First, the Supreme Court carried out a historical analysis of article 9, paragraph b, subparagraph 2 of the Federal Taxes Co-participation Law, to which the province of Misiones had adhered. The Court emphasized the purpose of the article's wording by clarifying that the stamp tax exclusively applies to the instruments defined in the same rule, and added that this was intended to avoid interpretations that would distort the nature of the tax.
Second, the Court rejected the Superior Court of Misiones’ interpretation, which considered the stamp tax as if it had the legal nature of a tax "on acts, contracts, and operations." The Court deemed this interpretation "gravely mistaken" because it was precisely what the current wording of the Federal Taxes Co-participation Law aimed to avoid.

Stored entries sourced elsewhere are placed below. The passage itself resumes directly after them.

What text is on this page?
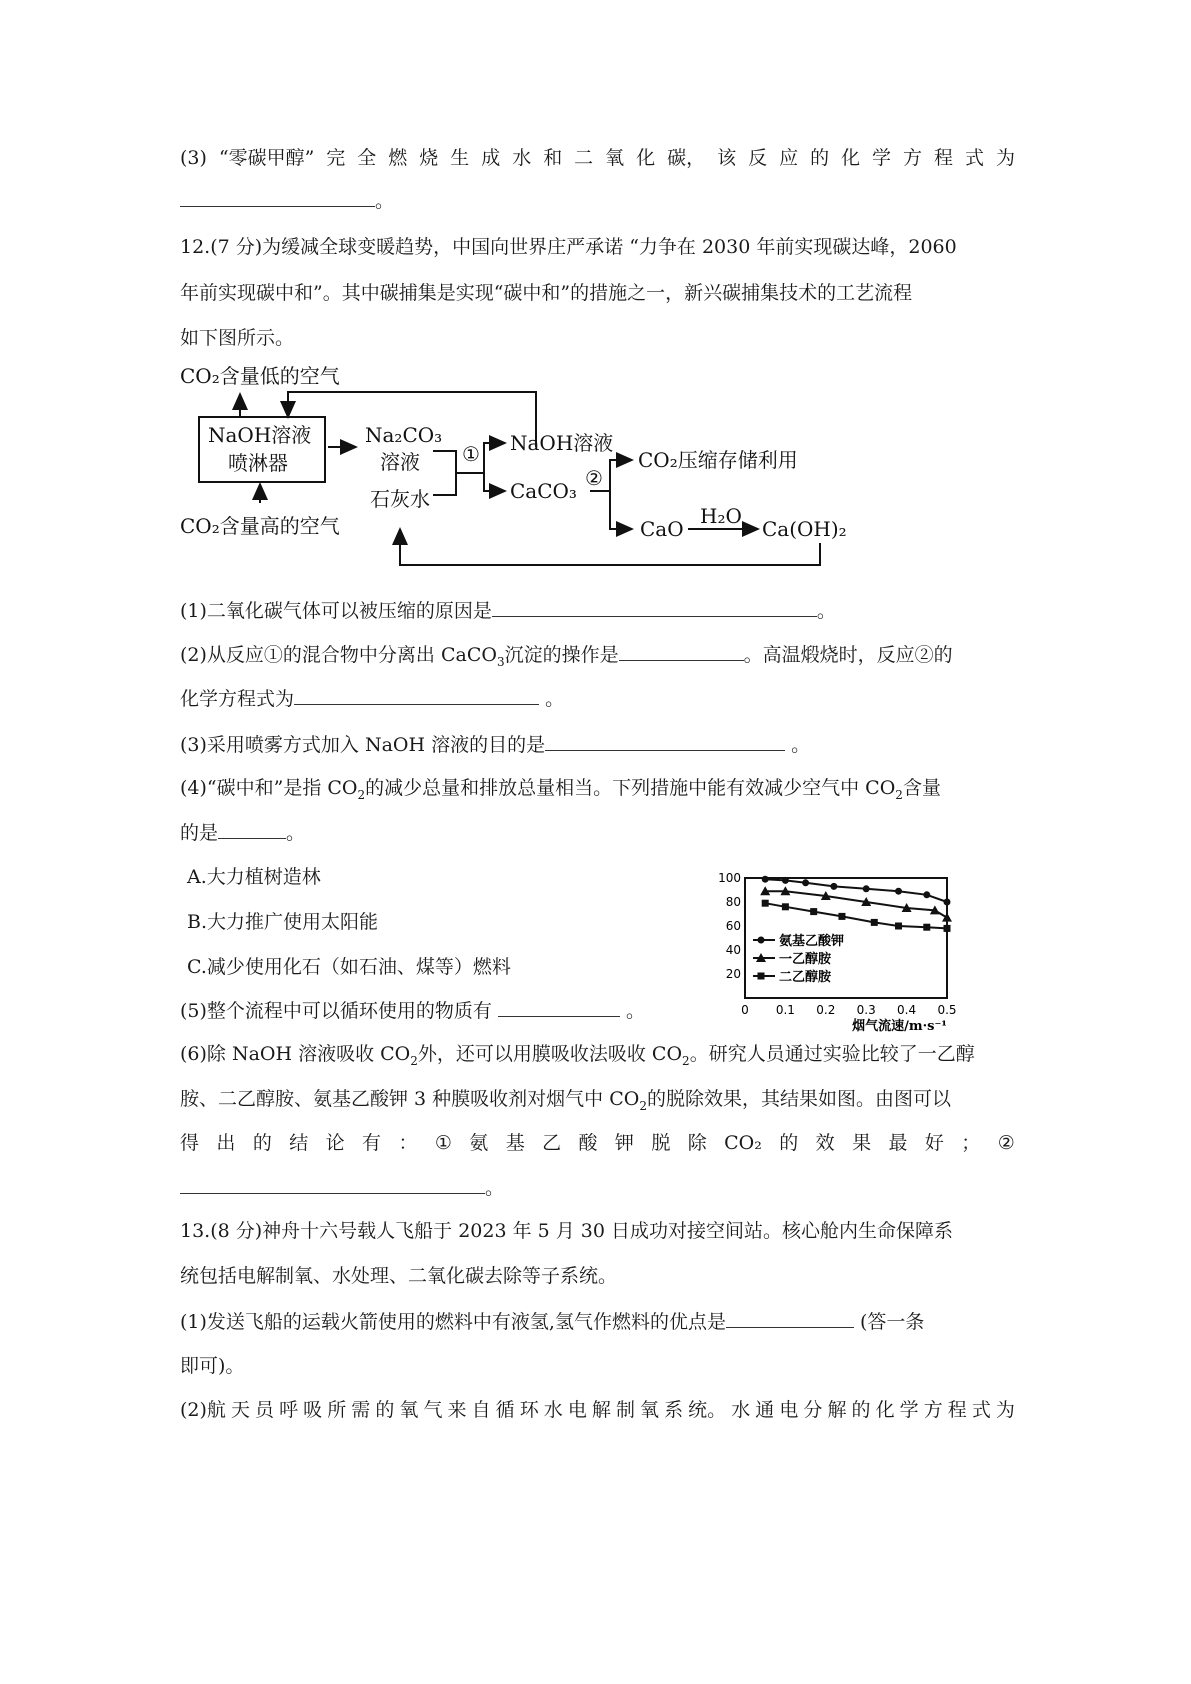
(3) “零碳甲醇” 完 全 燃 烧 生 成 水 和 二 氧 化 碳， 该 反 应 的 化 学 方 程 式 为
。
12.(7 分)为缓减全球变暖趋势，中国向世界庄严承诺 “力争在 2030 年前实现碳达峰，2060
年前实现碳中和”。其中碳捕集是实现“碳中和”的措施之一，新兴碳捕集技术的工艺流程
如下图所示。
CO₂含量低的空气
NaOH溶液
喷淋器
CO₂含量高的空气
Na₂CO₃
溶液
石灰水
① NaOH溶液
CaCO₃
②
CO₂压缩存储利用
CaO
H₂O
Ca(OH)₂
(1)二氧化碳气体可以被压缩的原因是	。
(2)从反应①的混合物中分离出 CaCO$_3$沉淀的操作是	。高温煅烧时，反应②的
化学方程式为	。
(3)采用喷雾方式加入 NaOH 溶液的目的是	。
(4)“碳中和”是指 $CO_2$的减少总量和排放总量相当。下列措施中能有效减少空气中 $CO_2$含量
的是	。
A.大力植树造林
B.大力推广使用太阳能
C.减少使用化石（如石油、煤等）燃料
(5)整个流程中可以循环使用的物质有	。
20
40
60
80
100
0 0.1 0.2 0.3 0.4 0.5
烟气流速/m·s⁻¹
氨基乙酸钾
一乙醇胺
二乙醇胺
(6)除 NaOH 溶液吸收 $CO_2$外，还可以用膜吸收法吸收 $CO_2$。研究人员通过实验比较了一乙醇
胺、二乙醇胺、氨基乙酸钾 3 种膜吸收剂对烟气中 $CO_2$的脱除效果，其结果如图。由图可以
得 出 的 结 论 有 ： ① 氨 基 乙 酸 钾 脱 除 CO₂ 的 效 果 最 好 ； ②
。
13.(8 分)神舟十六号载人飞船于 2023 年 5 月 30 日成功对接空间站。核心舱内生命保障系
统包括电解制氧、水处理、二氧化碳去除等子系统。
(1)发送飞船的运载火箭使用的燃料中有液氢,氢气作燃料的优点是	(答一条
即可)。
(2)航 天 员 呼 吸 所 需 的 氧 气 来 自 循 环 水 电 解 制 氧 系 统。 水 通 电 分 解 的 化 学 方 程 式 为
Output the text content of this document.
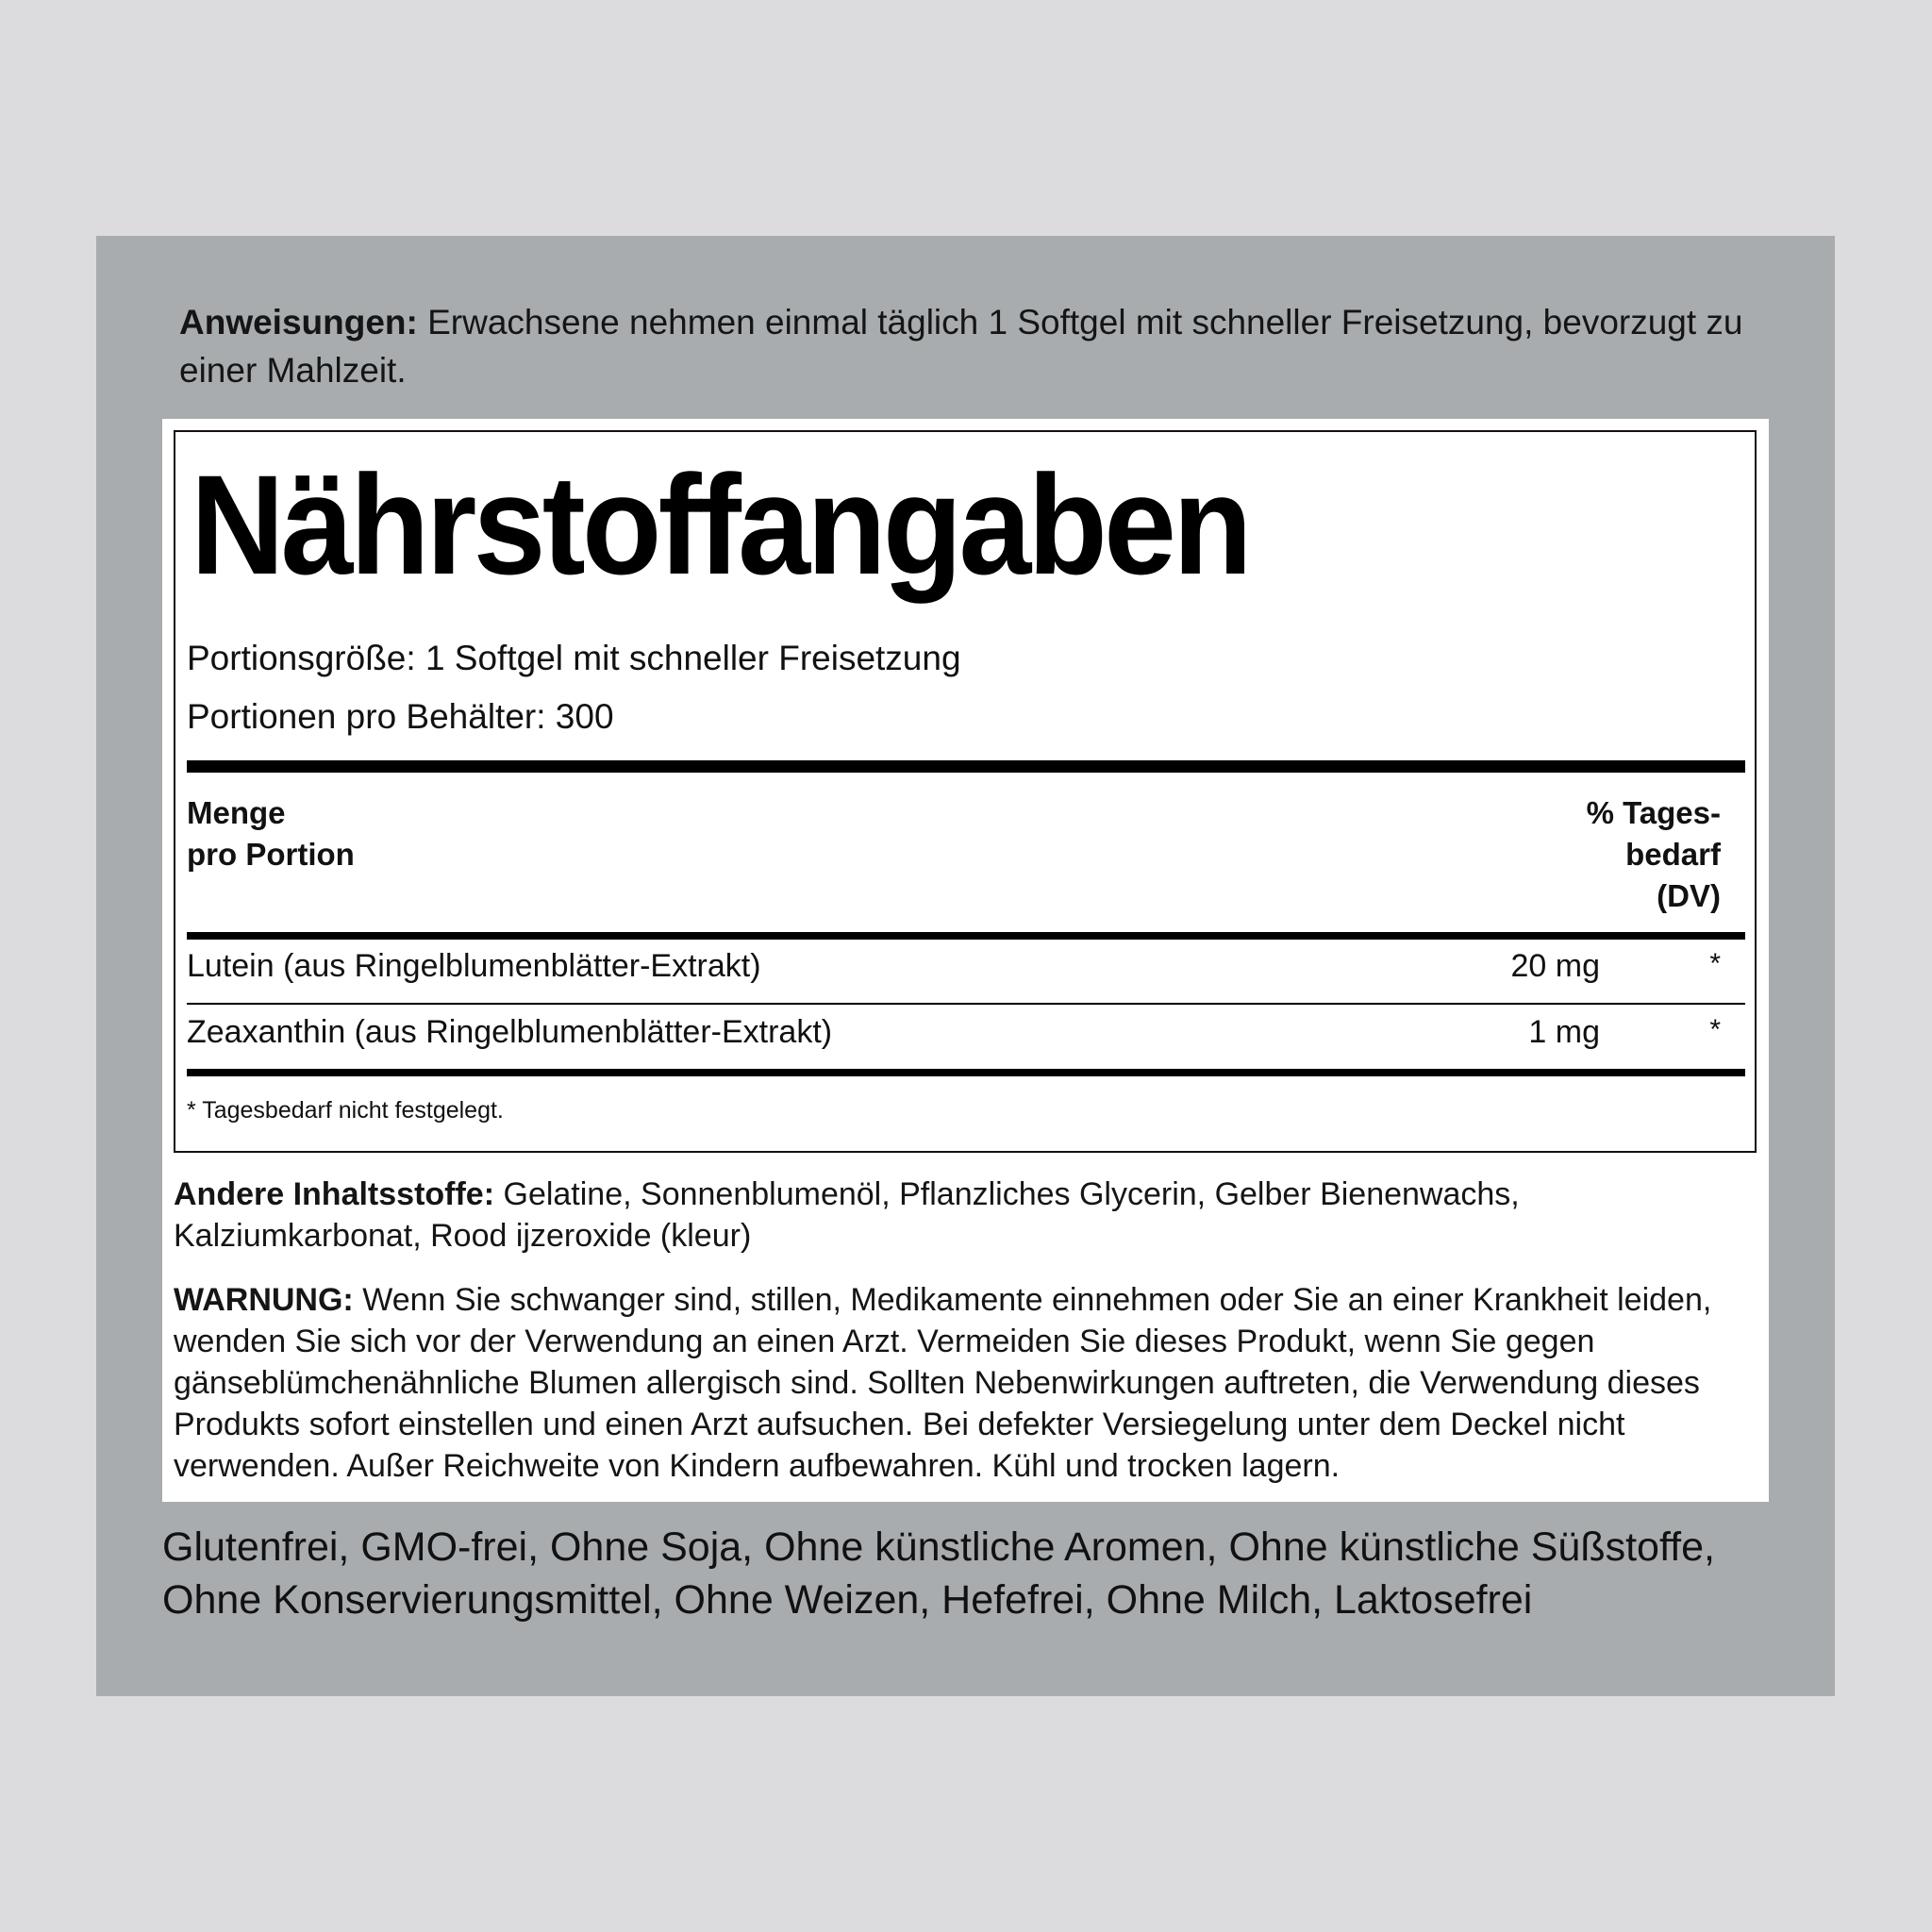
Anweisungen: Erwachsene nehmen einmal täglich 1 Softgel mit schneller Freisetzung, bevorzugt zu einer Mahlzeit.
Nährstoffangaben
Portionsgröße: 1 Softgel mit schneller Freisetzung
Portionen pro Behälter: 300
Menge
pro Portion
% Tages-
bedarf
(DV)
Lutein (aus Ringelblumenblätter-Extrakt)	20 mg	*
Zeaxanthin (aus Ringelblumenblätter-Extrakt)	1 mg	*
* Tagesbedarf nicht festgelegt.
Andere Inhaltsstoffe: Gelatine, Sonnenblumenöl, Pflanzliches Glycerin, Gelber Bienenwachs, Kalziumkarbonat, Rood ijzeroxide (kleur)
WARNUNG: Wenn Sie schwanger sind, stillen, Medikamente einnehmen oder Sie an einer Krankheit leiden, wenden Sie sich vor der Verwendung an einen Arzt. Vermeiden Sie dieses Produkt, wenn Sie gegen gänseblümchenähnliche Blumen allergisch sind. Sollten Nebenwirkungen auftreten, die Verwendung dieses Produkts sofort einstellen und einen Arzt aufsuchen. Bei defekter Versiegelung unter dem Deckel nicht verwenden. Außer Reichweite von Kindern aufbewahren. Kühl und trocken lagern.
Glutenfrei, GMO-frei, Ohne Soja, Ohne künstliche Aromen, Ohne künstliche Süßstoffe, Ohne Konservierungsmittel, Ohne Weizen, Hefefrei, Ohne Milch, Laktosefrei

The Court added that the Provincial Court contradicted itself in concluding that the Federal Taxes Co-participation Law did not require the contract to be signed by both parties. The Court determined that, without the parties' consent reflected in a single document, the contract alone could not have the external characteristics of a legal title or meet the self-sufficiency requirements to be subject to the tax.
Third, the Court highlighted that the three documents involved in the operation—the general regulations, the adhesion request, and the vehicle order form—lacked the self-sufficiency required to enforce the obligations established in them.
Fourth, the Court concluded that the appealed ruling should be disqualified due to serious logical reasoning deficiencies and for presenting a total absence of legal grounds, which results in arbitrariness according to the Court's established doctrine on the arbitrariness of judgments.
Based on this, the Court overturned the appealed ruling and remanded the case to the Superior Court of Misiones.
Why is this ruling important?
The Court once again reaffirms the criterion it has been maintaining in relation to some provinces who aim to levy stamp tax on acts and contracts that are not an “instrument” under the definition established by the Federal Taxes Co-participation Law. As a distinctive note, the Court seems to be more emphatic and severe in disqualifying the interpretations on which the provincial Superior Court based its decision.
Additionally, the Court continues to establish a clear and forceful doctrine that is particularly relevant for ruling in cases in which local authorities pursue tax claims against numerous business models where the existence of a taxable instrument is neither usual nor necessary.
Finally, regarding local legislation or claims that seek to enforce the collection of stamp tax without carrying out an ex officio determination procedure, the Court's doctrine is fundamental to establishing the "likelihood of the right," a typical requirement for preliminary injunctions available to taxpayers in situations analogous to those addressed in the case review.
This insight is a brief comment on legal news in Argentina; it does not purport to be an exhaustive analysis or to provide legal advice.